Multi-Step Workflows

Checkpoint at each successful step so you can fork back to the last good state:

const checkpoints: string[] = []
for (const step of workflow) {
const cp = await sandbox.checkpoint.create({ name: step.name })
checkpoints.push(cp.checkpoint_id)
const result = await sandbox.exec.run(step.code)
if (!result.ok) {
// Roll back to the last good checkpoint and retry or bail
const lastGood = checkpoints[checkpoints.length - 2]
if (lastGood) await sandbox.checkpoint.restore(lastGood)
console.error(`Step ${step.name} failed:`, result.stderr)
break
}
}

Parallel Exploration

Fork from a decision point to explore multiple approaches simultaneously:

await sandbox.exec.run('python3 setup.py')
const approaches = ['approach_a.py', 'approach_b.py', 'approach_c.py']
const results = await Promise.all(
approaches.map(async (approach) => {
const branch = await sandbox.fork()
const result = await branch.exec.run(`python3 ${approach}`)
await branch.kill()
return { approach, stdout: result.stdout, ok: result.ok }
}),
)
const best = results.find((r) => r.ok)

Best Practices

Fork, don't mutate

Fork before any action the agent might want to roll back.
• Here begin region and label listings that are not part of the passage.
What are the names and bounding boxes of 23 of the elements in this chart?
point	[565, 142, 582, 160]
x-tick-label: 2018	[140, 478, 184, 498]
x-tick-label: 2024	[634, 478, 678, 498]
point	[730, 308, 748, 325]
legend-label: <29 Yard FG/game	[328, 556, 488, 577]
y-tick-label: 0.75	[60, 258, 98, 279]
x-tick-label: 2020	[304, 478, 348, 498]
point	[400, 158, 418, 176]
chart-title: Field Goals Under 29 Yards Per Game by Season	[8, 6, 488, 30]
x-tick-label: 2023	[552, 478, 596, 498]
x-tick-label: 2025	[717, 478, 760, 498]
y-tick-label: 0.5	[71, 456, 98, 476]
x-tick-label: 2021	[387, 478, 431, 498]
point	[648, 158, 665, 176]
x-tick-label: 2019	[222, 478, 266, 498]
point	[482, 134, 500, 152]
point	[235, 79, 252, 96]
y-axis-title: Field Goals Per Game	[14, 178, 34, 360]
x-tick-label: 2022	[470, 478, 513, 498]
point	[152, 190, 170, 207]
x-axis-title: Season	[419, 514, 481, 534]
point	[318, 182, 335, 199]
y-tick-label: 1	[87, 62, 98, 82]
Keep the base sandbox clean.

Use timeouts

Set timeout_ms on exec.run() to prevent runaway processes from blocking your agent.

Check result.ok

result.ok is true only when exit_code === 0. Always check before treating output as valid.

Clean up branches

Call branch.kill() on completed forks. Suspended sandboxes still consume quota.